Organizzata dal Taipei Fine Arts Museum, Small World, edizione 2023 della Taipei Biennial, si svolge in concomitanza con il 40° anniversario del Museo ed è curata da Freya Chou, Reem Shadid e Brian Kuan Wood. Visitabile fino al 24 marzo 2024, è accompagnata da un ricco calendario di artist talk, performance, proiezioni di film e documentari.

Il concept della Taipei Biennial 2023

La Taipei Biennial 2023 è concettualmente profonda, a partire dal titolo sottilmente metaforico, in puro stile asiatico: il mondo (un po’ come il campo di calcio secondo Rinus Michels) si può restringere o allargare con un semplice cambio di direzione, aumentando i punti di riferimento come accade con la semplicità degli insegnamenti di Confucio o la diagonale prospettica di Leonardo o Piero della Francesca, capaci di aprire l’orizzonte sull’infinito. Molteplici le chiavi di lettura: una è il restringimento degli orizzonti della vita quotidiana nel periodo della pandemia; un’altra è quella, ben più preoccupante, di una chiusura creata artificialmente dalle barriere dell’ignoranza o dell’interesse politico. E ancora, la possibilità (o la minaccia) di maggiore controllo sulla vita privata, il pericolo dell’isolamento dalla comunità. All’altro capo dello spettro interpretativo, il mondo (e lo spettro mentale) si allarga quando le distanze cadono e le culture dialogano. Nella mostra, i concetti di avvicinamento e allontanamento sono interpretati secondo le prospettive più diverse, da quella del movimento fisico al movimento mentale, dall’allontanamento indiretto per mezzo di barriere politiche e culturali all’avvicinamento cercato con fini di fratellanza. Degno di nota l’elegante allestimento, con ampie zone di “respiro” fra le opere, che sembrano vicine e lontane allo stesso tempo; Small World, infatti, è piccola e grande insieme, una sinfonia di colori, tecniche, linguaggi, materiali, in perfetta armonia fra loro, quasi un omaggio al Taoismo, profondamente radicato anche nella vita dei cinesi di Taiwan.
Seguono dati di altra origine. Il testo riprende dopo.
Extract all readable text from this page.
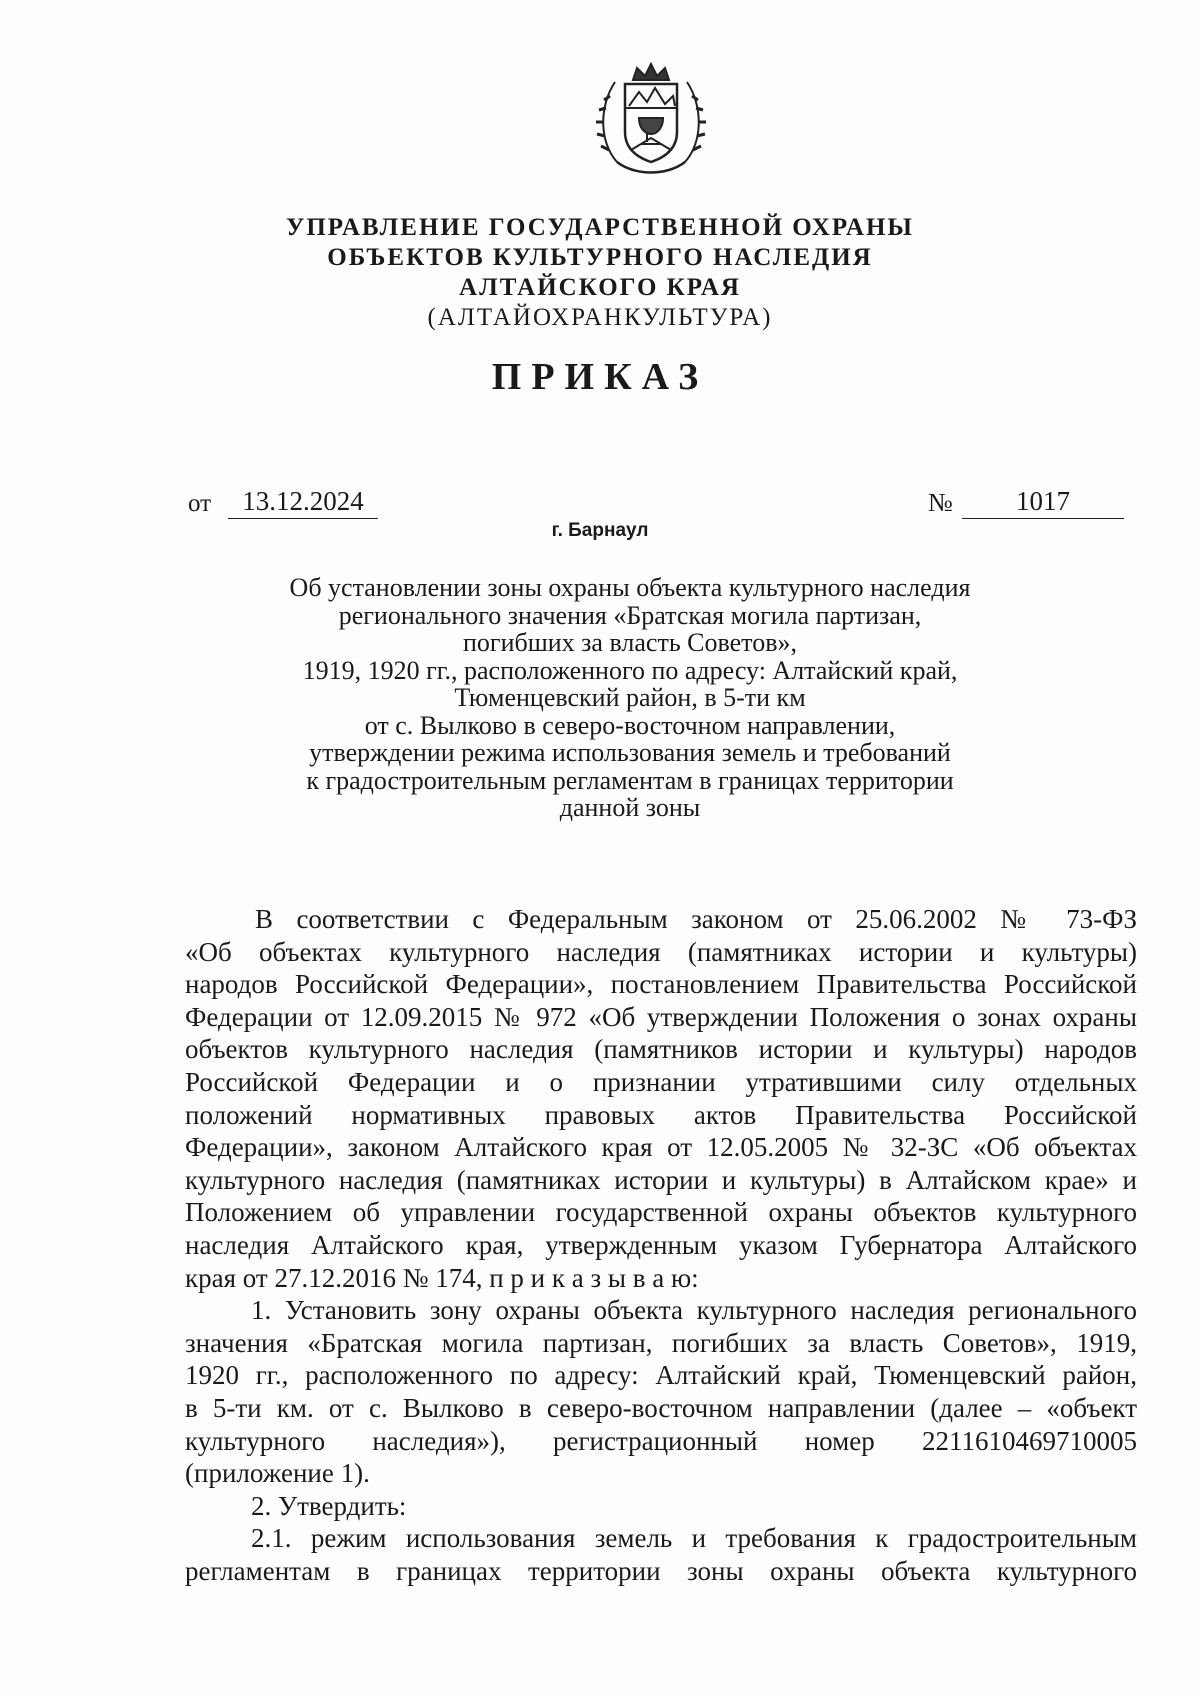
УПРАВЛЕНИЕ ГОСУДАРСТВЕННОЙ ОХРАНЫ
ОБЪЕКТОВ КУЛЬТУРНОГО НАСЛЕДИЯ
АЛТАЙСКОГО КРАЯ
(АЛТАЙОХРАНКУЛЬТУРА)
ПРИКАЗ
от	13.12.2024	№	1017
г. Барнаул
Об установлении зоны охраны объекта культурного наследия
регионального значения «Братская могила партизан,
погибших за власть Советов»,
1919, 1920 гг., расположенного по адресу: Алтайский край,
Тюменцевский район, в 5-ти км
от с. Вылково в северо-восточном направлении,
утверждении режима использования земель и требований
к градостроительным регламентам в границах территории
данной зоны
В соответствии с Федеральным законом от 25.06.2002 № 73-ФЗ
«Об объектах культурного наследия (памятниках истории и культуры)
народов Российской Федерации», постановлением Правительства Российской
Федерации от 12.09.2015 № 972 «Об утверждении Положения о зонах охраны
объектов культурного наследия (памятников истории и культуры) народов
Российской Федерации и о признании утратившими силу отдельных
положений нормативных правовых актов Правительства Российской
Федерации», законом Алтайского края от 12.05.2005 № 32-ЗС «Об объектах
культурного наследия (памятниках истории и культуры) в Алтайском крае» и
Положением об управлении государственной охраны объектов культурного
наследия Алтайского края, утвержденным указом Губернатора Алтайского
края от 27.12.2016 № 174, п р и к а з ы в а ю:
1. Установить зону охраны объекта культурного наследия регионального
значения «Братская могила партизан, погибших за власть Советов», 1919,
1920 гг., расположенного по адресу: Алтайский край, Тюменцевский район,
в 5-ти км. от с. Вылково в северо-восточном направлении (далее – «объект
культурного наследия»), регистрационный номер 221161046971000​5
(приложение 1).
2. Утвердить:
2.1. режим использования земель и требования к градостроительным
регламентам в границах территории зоны охраны объекта культурного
Gli artisti della Taipei Biennial 2023

Molteplici i linguaggi della Biennale, dall’installazione al video, dalla scultura alla pittura. Small World si apre con Mirror, il monumentale muro di Wang Wei che sorge in mezzo al corridoio d’accesso alla mostra: sulle due facciate, elaborati mosaici che riproducono, come uno specchio, l’ambiente a destra e l’ambiente a sinistra. Il muro che riflette, che respinge, che allo stesso tempo può essere barriera e porta, un po’ come il braccio di mare che separa Taiwan dalla Cina. Una riflessione simile a quella di Tekla Aslanishvili che nel cortometraggio A State in a State (2022) racconta il ruolo della ferrovia fra il Caucaso e la regione caspica, che da infrastruttura di collegamento in tempo di pace, si è più volte trasformata in una linea divisoria fra ciò che sta “di qua” e ciò che invece sta “di là”; in mezzo, chi lungo quelle ferrovie lavora, in tempo di pace come in tempo di guerra. Incontrando questi lavoratori, l’artista si imbatte in un’idea di solidarietà che ignora i confini, e per questo costituisce una sorta di mondo a sé, uno “Stato nello Stato”. La distanza fra popoli può nascere, o aumentare, anche a causa dei provvedimenti legislativi, ed è il caso della vicenda narrata in Foragers (2022), il lungometraggio di Jumana Manna girato fra le alture del Golan, la Galilea e Gerusalemme che, dando voce appunto ai raccoglitori del titolo, spiega come lo stato israeliano abbia vietato, per motivi di rispetto dell’equilibrio ambientale, la raccolta del timo, cosa che ha messo fine a un’attività economica e a una tradizione millenaria. Un provvedimento che certamente non contribuisce ai buoni rapporti fra i due popoli. 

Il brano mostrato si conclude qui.